The phrase ‘what goes around, comes around’ comes to mind when thinking about the tension that is created between the various temporalities in the work. I am reminded of the term ‘archive thinkers’ in Uriel Orlow’s essay Latent Archives, Roving Lens in which he discusses contemporary arts practices concerned with memory. This obscure mode of working, he says, is engaged in deconstructing the notion of the archive itself.
‘They reflect on the archive as something which is never fixed in meaning or material, but is nevertheless here, largely invisible yet at the same time monumental, constantly about to appear and disappear; latent’.(Orlow, p.35)
Ultimately, the amassing of news headlines is an accretion of words which speak about the weight of history and how past eras are replaced by new ones. Momentous events such as tsunamis and shipwrecks continue to repeat over the centuries, revealing their subsequent destructive forces. In turn, the history of our online news consumption will become part of the infinite ‘virtual graveyard’.
The spectral quality of the material in this collection activates the transhistorical. In order to make sense of this and consider the vastness of the archive that exists online, I was drawn to paper and older forms of technology and a direct relationship with the processes and tools of production.
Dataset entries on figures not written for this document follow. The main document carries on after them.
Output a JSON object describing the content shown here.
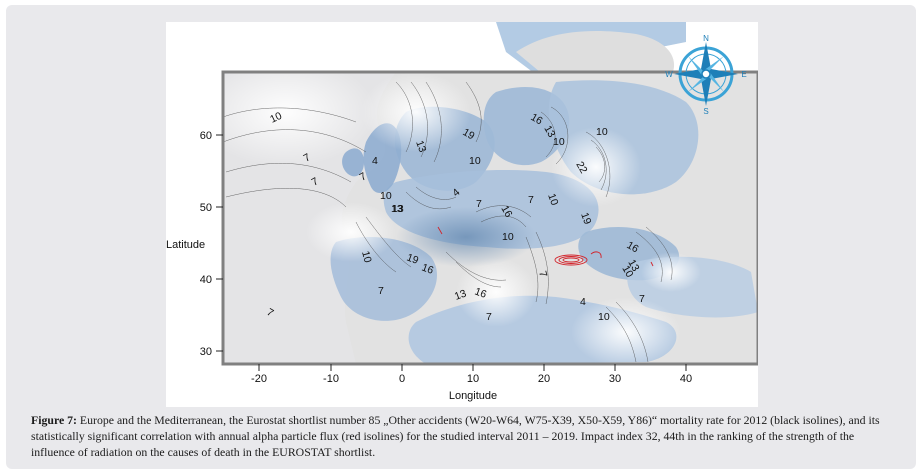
{
  "map": {
    "x_axis_label": "Longitude",
    "y_axis_label": "Latitude",
    "x_ticks": [
      "-20",
      "-10",
      "0",
      "10",
      "20",
      "30",
      "40"
    ],
    "y_ticks": [
      "60",
      "50",
      "40",
      "30"
    ],
    "compass": {
      "n": "N",
      "e": "E",
      "s": "S",
      "w": "W"
    },
    "isoline_labels": [
      "10",
      "7",
      "4",
      "7",
      "7",
      "13",
      "19",
      "10",
      "16",
      "13",
      "10",
      "22",
      "10",
      "19",
      "13",
      "4",
      "7",
      "16",
      "7",
      "10",
      "13",
      "10",
      "16",
      "13",
      "10",
      "10",
      "19",
      "16",
      "10",
      "7",
      "13",
      "16",
      "7",
      "7",
      "4",
      "7",
      "10"
    ],
    "colors": {
      "sea": "#a9c3df",
      "land": "#d9d9d9",
      "red_isoline": "#d2232a",
      "black_isoline": "#222222"
    }
  },
  "caption": {
    "label": "Figure 7:",
    "text": " Europe and the Mediterranean, the Eurostat shortlist number 85 „Other accidents (W20-W64, W75-X39, X50-X59, Y86)“ mortality rate for 2012 (black isolines), and its statistically significant correlation with annual alpha particle flux (red isolines) for the studied interval 2011 – 2019. Impact index 32, 44th in the ranking of the strength of the influence of radiation on the causes of death in the EUROSTAT shortlist."
  }
}
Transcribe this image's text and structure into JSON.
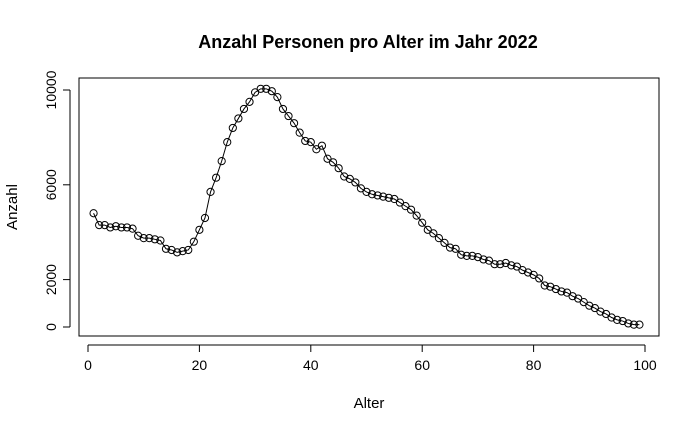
{
  "chart_data": {
    "type": "line",
    "title": "Anzahl Personen pro Alter im Jahr 2022",
    "xlabel": "Alter",
    "ylabel": "Anzahl",
    "xlim": [
      0,
      100
    ],
    "ylim": [
      0,
      10000
    ],
    "x_ticks": [
      "0",
      "20",
      "40",
      "60",
      "80",
      "100"
    ],
    "y_ticks": [
      "0",
      "2000",
      "6000",
      "10000"
    ],
    "grid": false,
    "legend": "none",
    "series": [
      {
        "x": [
          1,
          2,
          3,
          4,
          5,
          6,
          7,
          8,
          9,
          10,
          11,
          12,
          13,
          14,
          15,
          16,
          17,
          18,
          19,
          20,
          21,
          22,
          23,
          24,
          25,
          26,
          27,
          28,
          29,
          30,
          31,
          32,
          33,
          34,
          35,
          36,
          37,
          38,
          39,
          40,
          41,
          42,
          43,
          44,
          45,
          46,
          47,
          48,
          49,
          50,
          51,
          52,
          53,
          54,
          55,
          56,
          57,
          58,
          59,
          60,
          61,
          62,
          63,
          64,
          65,
          66,
          67,
          68,
          69,
          70,
          71,
          72,
          73,
          74,
          75,
          76,
          77,
          78,
          79,
          80,
          81,
          82,
          83,
          84,
          85,
          86,
          87,
          88,
          89,
          90,
          91,
          92,
          93,
          94,
          95,
          96,
          97,
          98,
          99
        ],
        "values": [
          4800,
          4300,
          4300,
          4200,
          4250,
          4200,
          4200,
          4150,
          3850,
          3750,
          3750,
          3700,
          3650,
          3300,
          3250,
          3150,
          3200,
          3250,
          3600,
          4100,
          4600,
          5700,
          6300,
          7000,
          7800,
          8400,
          8800,
          9200,
          9500,
          9900,
          10050,
          10050,
          9950,
          9700,
          9200,
          8900,
          8600,
          8200,
          7850,
          7800,
          7500,
          7650,
          7100,
          6950,
          6700,
          6350,
          6250,
          6100,
          5850,
          5700,
          5600,
          5550,
          5500,
          5450,
          5400,
          5250,
          5100,
          4950,
          4700,
          4400,
          4100,
          3950,
          3750,
          3550,
          3350,
          3300,
          3050,
          3000,
          3000,
          2950,
          2850,
          2800,
          2650,
          2650,
          2700,
          2600,
          2550,
          2400,
          2300,
          2200,
          2050,
          1750,
          1700,
          1600,
          1500,
          1450,
          1300,
          1200,
          1050,
          900,
          800,
          650,
          550,
          400,
          300,
          250,
          150,
          100,
          100
        ]
      }
    ]
  }
}
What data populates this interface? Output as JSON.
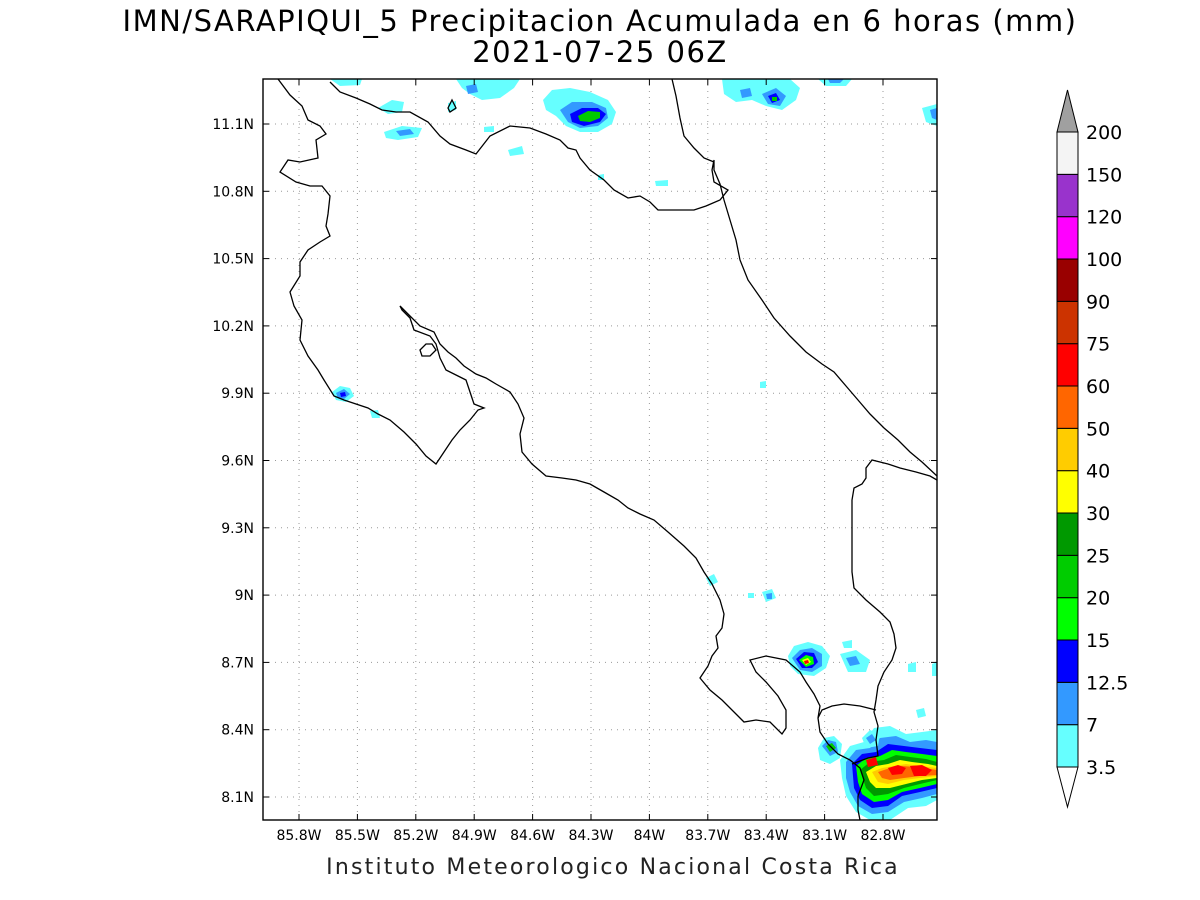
{
  "header": {
    "title": "IMN/SARAPIQUI_5 Precipitacion Acumulada en 6 horas (mm)",
    "subtitle": "2021-07-25 06Z"
  },
  "footer": {
    "credit": "Instituto Meteorologico Nacional Costa Rica"
  },
  "map": {
    "lon_range": [
      -86.12,
      -82.4
    ],
    "lat_range": [
      8.0,
      11.3
    ],
    "lon_ticks": [
      {
        "label": "85.8W"
      },
      {
        "label": "85.5W"
      },
      {
        "label": "85.2W"
      },
      {
        "label": "84.9W"
      },
      {
        "label": "84.6W"
      },
      {
        "label": "84.3W"
      },
      {
        "label": "84W"
      },
      {
        "label": "83.7W"
      },
      {
        "label": "83.4W"
      },
      {
        "label": "83.1W"
      },
      {
        "label": "82.8W"
      }
    ],
    "lat_ticks": [
      {
        "label": "11.1N"
      },
      {
        "label": "10.8N"
      },
      {
        "label": "10.5N"
      },
      {
        "label": "10.2N"
      },
      {
        "label": "9.9N"
      },
      {
        "label": "9.6N"
      },
      {
        "label": "9.3N"
      },
      {
        "label": "9N"
      },
      {
        "label": "8.7N"
      },
      {
        "label": "8.4N"
      },
      {
        "label": "8.1N"
      }
    ],
    "grid": "dotted"
  },
  "colorbar": {
    "levels": [
      {
        "label": "3.5",
        "color": "#66ffff"
      },
      {
        "label": "7",
        "color": "#3399ff"
      },
      {
        "label": "12.5",
        "color": "#0000ff"
      },
      {
        "label": "15",
        "color": "#00ff00"
      },
      {
        "label": "20",
        "color": "#00cc00"
      },
      {
        "label": "25",
        "color": "#009900"
      },
      {
        "label": "30",
        "color": "#ffff00"
      },
      {
        "label": "40",
        "color": "#ffcc00"
      },
      {
        "label": "50",
        "color": "#ff6600"
      },
      {
        "label": "60",
        "color": "#ff0000"
      },
      {
        "label": "75",
        "color": "#cc3300"
      },
      {
        "label": "90",
        "color": "#990000"
      },
      {
        "label": "100",
        "color": "#ff00ff"
      },
      {
        "label": "120",
        "color": "#9933cc"
      },
      {
        "label": "150",
        "color": "#f4f4f4"
      },
      {
        "label": "200",
        "color": "#a0a0a0"
      }
    ]
  }
}
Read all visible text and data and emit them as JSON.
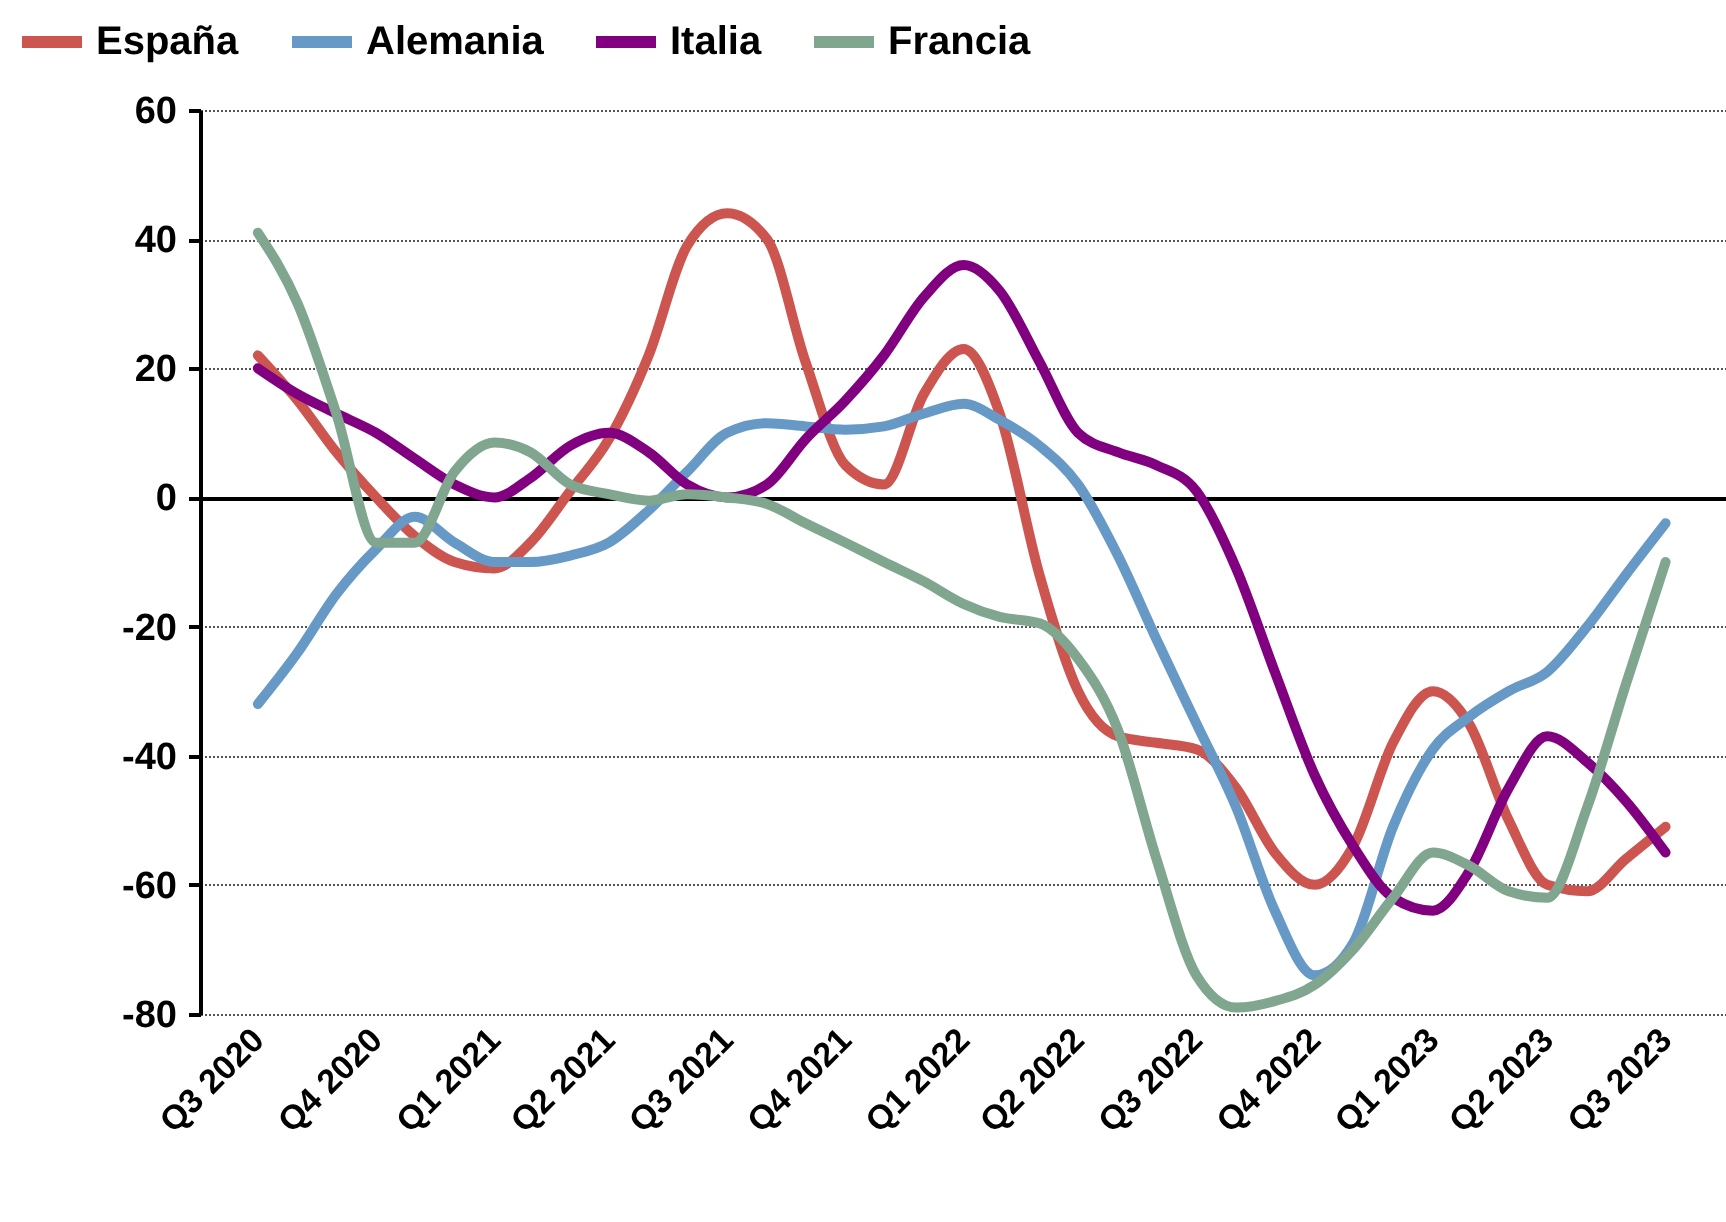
{
  "chart_data": {
    "type": "line",
    "x": [
      "2020-08-15",
      "2020-09-15",
      "2020-10-15",
      "2020-11-15",
      "2020-12-15",
      "2021-01-15",
      "2021-02-15",
      "2021-03-15",
      "2021-04-15",
      "2021-05-15",
      "2021-06-15",
      "2021-07-15",
      "2021-08-15",
      "2021-09-15",
      "2021-10-15",
      "2021-11-15",
      "2021-12-15",
      "2022-01-15",
      "2022-02-15",
      "2022-03-15",
      "2022-04-15",
      "2022-05-15",
      "2022-06-15",
      "2022-07-15",
      "2022-08-15",
      "2022-09-15",
      "2022-10-15",
      "2022-11-15",
      "2022-12-15",
      "2023-01-15",
      "2023-02-15",
      "2023-03-15",
      "2023-04-15",
      "2023-05-15",
      "2023-06-15",
      "2023-07-15",
      "2023-08-15"
    ],
    "series": [
      {
        "name": "España",
        "color": "#cc5550",
        "values": [
          22,
          15,
          7,
          0,
          -6,
          -10,
          -11,
          -7,
          1,
          9,
          22,
          39,
          44,
          40,
          21,
          5,
          2,
          16,
          23,
          13,
          -12,
          -30,
          -37,
          -38,
          -39,
          -45,
          -55,
          -60,
          -54,
          -38,
          -30,
          -35,
          -50,
          -60,
          -61,
          -56,
          -51
        ]
      },
      {
        "name": "Alemania",
        "color": "#6699c6",
        "values": [
          -32,
          -24,
          -15,
          -8,
          -3,
          -7,
          -10,
          -10,
          -9,
          -7,
          -2,
          4,
          10,
          11.5,
          11,
          10.5,
          11,
          13,
          14.5,
          12,
          8,
          2,
          -9,
          -22,
          -35,
          -48,
          -64,
          -74,
          -69,
          -51,
          -39,
          -34,
          -30,
          -27,
          -20,
          -12,
          -4
        ]
      },
      {
        "name": "Italia",
        "color": "#800080",
        "values": [
          20,
          16,
          13,
          10,
          6,
          2,
          0,
          3,
          8,
          10,
          7,
          2,
          0,
          2,
          9,
          15,
          22,
          31,
          36,
          32,
          21,
          10,
          7,
          5,
          1,
          -11,
          -27,
          -43,
          -54,
          -62,
          -64,
          -58,
          -45,
          -37,
          -41,
          -47,
          -55
        ]
      },
      {
        "name": "Francia",
        "color": "#80a690",
        "values": [
          41,
          30,
          13,
          -7,
          -7,
          4,
          8.5,
          7,
          2,
          0.5,
          -0.5,
          0.5,
          0,
          -1,
          -4,
          -7,
          -10,
          -13,
          -16.5,
          -18.5,
          -19.5,
          -25,
          -36,
          -56,
          -74,
          -79,
          -78,
          -75.5,
          -70,
          -62,
          -55,
          -57,
          -61,
          -62,
          -48,
          -29,
          -10
        ]
      }
    ],
    "xlim": [
      "2020-07-01",
      "2023-10-01"
    ],
    "xticks": [
      {
        "value": "2020-08-15",
        "label": "Q3 2020"
      },
      {
        "value": "2020-11-15",
        "label": "Q4 2020"
      },
      {
        "value": "2021-02-15",
        "label": "Q1 2021"
      },
      {
        "value": "2021-05-15",
        "label": "Q2 2021"
      },
      {
        "value": "2021-08-15",
        "label": "Q3 2021"
      },
      {
        "value": "2021-11-15",
        "label": "Q4 2021"
      },
      {
        "value": "2022-02-15",
        "label": "Q1 2022"
      },
      {
        "value": "2022-05-15",
        "label": "Q2 2022"
      },
      {
        "value": "2022-08-15",
        "label": "Q3 2022"
      },
      {
        "value": "2022-11-15",
        "label": "Q4 2022"
      },
      {
        "value": "2023-02-15",
        "label": "Q1 2023"
      },
      {
        "value": "2023-05-15",
        "label": "Q2 2023"
      },
      {
        "value": "2023-08-15",
        "label": "Q3 2023"
      }
    ],
    "ylim": [
      -80,
      60
    ],
    "yticks": [
      -80,
      -60,
      -40,
      -20,
      0,
      20,
      40,
      60
    ],
    "grid": "y",
    "legend": "top",
    "marker": "none",
    "line_style": "solid"
  }
}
My title (borrowed from one of the news headlines), I went to bed and woke in another century is a nod to both how the collection began – recording the headline before heading to bed – and Benjamin’s endeavour to interpret historical phenomena as a way to understand the century from which he originated.
Crimp, D. (1993) This is Not a Museum of Art. In: Crimp, D., ed., (1993) On the Museum’s Ruins. Cambridge: The MIT Press, pp.202.
Orlow, U. (2006) Latent Archives, Roving Lens. Bristol: Picture This Moving Image.
Zoe Tissandier reflects on her evolving body of work, ‘I went to bed and woke in another century’, which collects online news headlines and recreates them as letterpress prints. She discusses how this work and process is informed by the notion of the personal ‘countertype’ collector, defined by Walter Benjamin, and looks at how one can trace narratives through such accumulated content. The author explores how the process of utilizing an outmoded technology such as letterpress allowed her to introduce a new temporality to the inherently transient nature of the headline itself.